Entry & Exit (ESP32 Integration)

• POST /api/entry: Registers a vehicle entry. Accepts camera_id and image (file). Returns session_id.
• POST /api/exit: Registers a vehicle exit. Accepts camera_id and image (file). Calculates the amount due.

Reservations

• GET /api/reservations: Lists active reservations.
• POST /api/reservations: Creates a new reservation (requires authentication).
• DELETE /api/reservations/{spot}: Cancels a reservation.

Payments

• POST /api/payments: Records a payment for a session.
• GET /api/sessions: Retrieves session history.

---

IoT Integration (ESP32)

The system expects IoT devices (gate cameras) to send HTTP POST multipart/form-data requests to the entry and exit endpoints.

Example workflow:

1. A vehicle approaches the gate.
2. The ESP32 captures an image.
3. The ESP32 sends a POST request to http://SERVER_IP:8000/api/entry with the image.
4. The server processes ALPR, creates a session, and returns a success response.
5. The ESP32 opens the barrier.

---

Debug Tools

Debug API (Force Spot State)

Endpoints to manually override the state of a parking spot (useful for testing without a camera):

# Force a spot as AVAILABLE
curl -X POST http://localhost:8000/api/debug/spot -H "Content-Type: application/json" -d "{\"spot\": \"spot01\", \"occupied\": false}"

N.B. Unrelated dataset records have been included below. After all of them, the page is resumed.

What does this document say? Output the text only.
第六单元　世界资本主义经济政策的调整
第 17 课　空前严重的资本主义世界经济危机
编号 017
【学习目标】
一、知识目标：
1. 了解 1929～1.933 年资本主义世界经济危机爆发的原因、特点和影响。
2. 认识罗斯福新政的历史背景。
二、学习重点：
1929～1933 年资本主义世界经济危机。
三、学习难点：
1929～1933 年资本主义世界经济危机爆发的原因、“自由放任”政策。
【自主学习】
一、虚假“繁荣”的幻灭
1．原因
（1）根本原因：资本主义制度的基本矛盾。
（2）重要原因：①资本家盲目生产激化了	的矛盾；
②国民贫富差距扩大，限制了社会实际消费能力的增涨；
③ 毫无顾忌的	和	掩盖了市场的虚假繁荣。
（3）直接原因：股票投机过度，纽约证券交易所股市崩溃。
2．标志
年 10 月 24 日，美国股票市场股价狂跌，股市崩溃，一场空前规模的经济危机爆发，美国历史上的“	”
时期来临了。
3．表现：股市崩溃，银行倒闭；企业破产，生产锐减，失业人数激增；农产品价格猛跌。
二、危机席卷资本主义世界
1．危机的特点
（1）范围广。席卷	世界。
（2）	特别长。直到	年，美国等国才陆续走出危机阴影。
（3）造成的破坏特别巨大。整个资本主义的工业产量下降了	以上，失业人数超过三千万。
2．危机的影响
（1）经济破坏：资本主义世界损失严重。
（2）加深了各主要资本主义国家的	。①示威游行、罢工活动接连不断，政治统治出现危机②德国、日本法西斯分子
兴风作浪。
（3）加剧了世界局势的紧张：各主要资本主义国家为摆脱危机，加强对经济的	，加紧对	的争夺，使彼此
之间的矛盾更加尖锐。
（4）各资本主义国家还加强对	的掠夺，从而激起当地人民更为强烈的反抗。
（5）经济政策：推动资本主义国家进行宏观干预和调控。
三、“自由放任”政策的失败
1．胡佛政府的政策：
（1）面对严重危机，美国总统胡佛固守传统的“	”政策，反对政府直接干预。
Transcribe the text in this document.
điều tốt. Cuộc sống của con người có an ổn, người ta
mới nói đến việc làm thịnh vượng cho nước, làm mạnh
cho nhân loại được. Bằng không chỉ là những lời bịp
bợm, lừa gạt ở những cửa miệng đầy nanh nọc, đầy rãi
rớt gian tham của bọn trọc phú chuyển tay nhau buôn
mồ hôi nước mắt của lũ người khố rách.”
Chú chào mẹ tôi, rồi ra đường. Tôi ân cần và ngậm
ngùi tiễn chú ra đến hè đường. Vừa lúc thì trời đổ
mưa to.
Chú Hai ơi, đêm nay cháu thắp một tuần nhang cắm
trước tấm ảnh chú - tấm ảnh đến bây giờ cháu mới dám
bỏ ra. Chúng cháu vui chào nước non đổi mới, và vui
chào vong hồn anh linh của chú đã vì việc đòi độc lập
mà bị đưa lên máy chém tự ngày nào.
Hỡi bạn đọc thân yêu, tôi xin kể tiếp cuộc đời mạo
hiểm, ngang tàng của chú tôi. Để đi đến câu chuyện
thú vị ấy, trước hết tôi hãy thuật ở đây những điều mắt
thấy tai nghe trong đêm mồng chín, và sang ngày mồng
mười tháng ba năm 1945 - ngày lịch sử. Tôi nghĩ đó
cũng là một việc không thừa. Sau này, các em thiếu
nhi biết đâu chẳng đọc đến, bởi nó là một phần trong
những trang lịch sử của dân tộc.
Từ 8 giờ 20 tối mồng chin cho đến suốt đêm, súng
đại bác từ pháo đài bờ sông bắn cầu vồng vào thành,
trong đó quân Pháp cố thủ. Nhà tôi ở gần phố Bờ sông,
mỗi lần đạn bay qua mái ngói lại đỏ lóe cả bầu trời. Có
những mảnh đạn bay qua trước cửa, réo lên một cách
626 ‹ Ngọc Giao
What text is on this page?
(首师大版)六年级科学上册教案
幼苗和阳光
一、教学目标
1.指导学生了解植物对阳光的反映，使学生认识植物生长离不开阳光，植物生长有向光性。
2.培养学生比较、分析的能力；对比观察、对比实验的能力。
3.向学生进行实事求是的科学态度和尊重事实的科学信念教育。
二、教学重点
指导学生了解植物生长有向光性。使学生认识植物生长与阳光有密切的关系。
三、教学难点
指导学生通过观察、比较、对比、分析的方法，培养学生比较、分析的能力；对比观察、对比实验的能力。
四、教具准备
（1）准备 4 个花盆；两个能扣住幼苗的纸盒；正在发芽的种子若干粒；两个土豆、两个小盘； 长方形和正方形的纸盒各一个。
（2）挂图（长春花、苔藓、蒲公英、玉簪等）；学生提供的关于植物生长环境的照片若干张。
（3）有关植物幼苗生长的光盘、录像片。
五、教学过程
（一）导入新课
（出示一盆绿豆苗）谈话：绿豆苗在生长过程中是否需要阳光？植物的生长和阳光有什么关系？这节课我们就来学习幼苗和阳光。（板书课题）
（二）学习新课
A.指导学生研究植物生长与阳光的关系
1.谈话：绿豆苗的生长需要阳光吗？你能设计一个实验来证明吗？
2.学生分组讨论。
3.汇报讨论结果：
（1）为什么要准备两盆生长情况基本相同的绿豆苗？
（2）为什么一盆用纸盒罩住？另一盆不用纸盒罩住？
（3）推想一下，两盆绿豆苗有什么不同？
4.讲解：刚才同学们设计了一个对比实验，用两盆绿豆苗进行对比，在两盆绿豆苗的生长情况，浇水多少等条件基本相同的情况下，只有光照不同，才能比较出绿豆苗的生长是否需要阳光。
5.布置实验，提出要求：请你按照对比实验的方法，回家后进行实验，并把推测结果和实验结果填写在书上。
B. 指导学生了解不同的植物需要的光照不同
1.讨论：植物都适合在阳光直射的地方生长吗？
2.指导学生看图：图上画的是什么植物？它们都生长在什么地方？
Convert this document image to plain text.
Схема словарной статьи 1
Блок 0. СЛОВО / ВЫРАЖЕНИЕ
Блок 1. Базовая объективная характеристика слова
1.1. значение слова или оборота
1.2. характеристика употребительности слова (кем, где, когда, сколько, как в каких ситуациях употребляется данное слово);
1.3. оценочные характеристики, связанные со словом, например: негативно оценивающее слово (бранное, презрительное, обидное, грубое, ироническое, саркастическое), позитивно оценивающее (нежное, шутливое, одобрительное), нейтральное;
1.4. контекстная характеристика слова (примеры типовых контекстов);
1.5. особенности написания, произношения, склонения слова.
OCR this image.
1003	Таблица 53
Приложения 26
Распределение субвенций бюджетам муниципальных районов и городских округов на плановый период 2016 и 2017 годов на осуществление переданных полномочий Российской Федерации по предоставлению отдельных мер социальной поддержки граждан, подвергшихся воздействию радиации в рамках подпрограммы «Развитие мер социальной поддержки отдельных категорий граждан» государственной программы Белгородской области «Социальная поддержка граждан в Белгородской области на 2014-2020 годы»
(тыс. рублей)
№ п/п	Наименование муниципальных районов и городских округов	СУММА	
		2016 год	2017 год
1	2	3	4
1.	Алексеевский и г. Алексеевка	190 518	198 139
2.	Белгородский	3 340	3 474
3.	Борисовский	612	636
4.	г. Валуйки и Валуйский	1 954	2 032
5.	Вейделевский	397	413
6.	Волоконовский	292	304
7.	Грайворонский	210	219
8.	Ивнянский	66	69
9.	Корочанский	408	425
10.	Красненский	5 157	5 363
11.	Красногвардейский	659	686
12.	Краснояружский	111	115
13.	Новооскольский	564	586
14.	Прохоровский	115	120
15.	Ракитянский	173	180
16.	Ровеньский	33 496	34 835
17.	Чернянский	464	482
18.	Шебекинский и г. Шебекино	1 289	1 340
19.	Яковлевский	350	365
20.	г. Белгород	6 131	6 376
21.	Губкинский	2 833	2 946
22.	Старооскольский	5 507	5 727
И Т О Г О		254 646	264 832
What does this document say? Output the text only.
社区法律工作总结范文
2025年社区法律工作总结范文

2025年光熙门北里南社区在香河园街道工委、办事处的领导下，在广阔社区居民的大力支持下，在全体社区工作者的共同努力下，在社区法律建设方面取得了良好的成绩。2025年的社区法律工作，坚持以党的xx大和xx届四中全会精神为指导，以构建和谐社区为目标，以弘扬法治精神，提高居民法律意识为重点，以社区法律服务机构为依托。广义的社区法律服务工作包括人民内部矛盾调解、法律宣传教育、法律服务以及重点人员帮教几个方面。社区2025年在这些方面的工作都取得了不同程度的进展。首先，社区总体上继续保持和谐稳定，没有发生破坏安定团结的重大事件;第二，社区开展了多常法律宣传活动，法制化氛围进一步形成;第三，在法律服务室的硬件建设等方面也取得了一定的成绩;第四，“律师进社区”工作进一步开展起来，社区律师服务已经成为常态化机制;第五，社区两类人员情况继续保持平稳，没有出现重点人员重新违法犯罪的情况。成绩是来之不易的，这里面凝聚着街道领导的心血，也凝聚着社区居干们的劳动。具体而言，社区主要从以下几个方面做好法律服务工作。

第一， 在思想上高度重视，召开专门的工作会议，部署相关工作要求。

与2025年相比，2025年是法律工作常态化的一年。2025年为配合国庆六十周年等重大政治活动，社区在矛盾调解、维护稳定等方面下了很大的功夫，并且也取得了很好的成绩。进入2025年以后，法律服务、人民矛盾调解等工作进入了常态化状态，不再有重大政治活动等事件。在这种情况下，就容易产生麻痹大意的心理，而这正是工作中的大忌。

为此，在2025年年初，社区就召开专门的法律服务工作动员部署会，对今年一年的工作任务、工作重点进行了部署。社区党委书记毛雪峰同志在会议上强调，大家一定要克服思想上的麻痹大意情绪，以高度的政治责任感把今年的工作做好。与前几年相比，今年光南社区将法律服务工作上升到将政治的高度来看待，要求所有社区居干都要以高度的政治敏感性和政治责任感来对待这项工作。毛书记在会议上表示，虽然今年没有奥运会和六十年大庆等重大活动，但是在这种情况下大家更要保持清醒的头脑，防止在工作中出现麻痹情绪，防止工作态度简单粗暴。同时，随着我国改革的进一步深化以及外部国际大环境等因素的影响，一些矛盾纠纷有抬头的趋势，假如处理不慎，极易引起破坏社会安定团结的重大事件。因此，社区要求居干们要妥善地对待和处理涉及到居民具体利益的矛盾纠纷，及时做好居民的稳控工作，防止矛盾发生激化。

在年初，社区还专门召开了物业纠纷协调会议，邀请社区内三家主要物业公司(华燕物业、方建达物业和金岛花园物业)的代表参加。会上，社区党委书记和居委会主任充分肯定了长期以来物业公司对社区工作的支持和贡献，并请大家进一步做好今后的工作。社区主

# Force a spot as OCCUPIED
curl -X POST http://localhost:8000/api/debug/spot -H "Content-Type: application/json" -d "{\"spot\": \"spot01\", \"occupied\": true}"

# Reset a spot to automatic AI detection
curl -X DELETE http://localhost:8000/api/debug/spot/spot01

Responses:

// POST - Success
{"message": "Spot spot01 set as available", "spot": "spot01", "occupied": false}

// DELETE - Success
{"message": "Spot spot01 reset to automatic detection"}

Advanced Spot Marker Options

# Customize spot label prefix and starting index
python mark_parking_spots.py --source frame.jpg --output parking_spots.json --label-prefix "spot" --start-index 1
# Result: spot01, spot02, spot03...

# Export annotated video (without preview window)
python visualize_spots_on_video.py --video video.mp4 --spots parking_spots.json --output runs/video_annotated.mp4 --no-preview

---

Project Structure

AI_SE2/
├── frontend/               # React/Vite web frontend source code
│   ├── src/
│   │   ├── components/     # Reusable UI components
│   │   ├── pages/          # Application pages
│   │   └── styles/         # CSS stylesheets
│   ├── package.json
│   └── vite.config.js
├── mobile/                 # React Native/Expo mobile app source code
│   ├── App.js              # Main application (single-file)
│   ├── package.json
│   └── app.json            # Expo configuration
├── esp32_firmware/         # Arduino code for ESP32 devices
│   ├── center_camera/      # Lot monitoring camera
│   └── entry_gate/         # Entry/exit gate cameras
├── main.py                 # Main application (FastAPI)
├── alpr.py                 # ALPR wrapper module
├── spot_classifier.py      # PyTorch CNN model definition
├── supabaseStorage.py      # Supabase upload service
├── requirements.txt        # Python dependencies
├── parking_spots.json      # Parking spot configuration
├── tables.txt              # Database schema
├── .env                    # Environment variables
└── ...

---

Troubleshooting

Backend

• ImportError: fast_alpr: Ensure fast-alpr is installed correctly. On Windows, additional steps or WSL2 may be required if the compiled C++ libraries are not available.
• Database connection error: Verify that the PostgreSQL service is running and that the DATABASE_URL in your .env file is correct.
• Video not opening: Check the VIDEO_SOURCE path. For webcam, try index 0 or 1. For files, ensure the path is absolute or relative to the project root.

Web Frontend

• Frontend cannot connect to backend: Ensure the frontend is configured to point to localhost:8000 (via the proxy in vite.config.js or a VITE environment variable).

Mobile

• App cannot connect to backend: Use your machine's local network IP (e.g., 192.168.1.100) instead of localhost. Ensure both your phone and computer are on the same Wi-Fi network.
• Expo Go not loading: Make sure your firewall is not blocking the Expo ports (19000, 19001, 8081).
• Haptics not working: Haptic feedback only works on physical devices, not on emulators or simulators.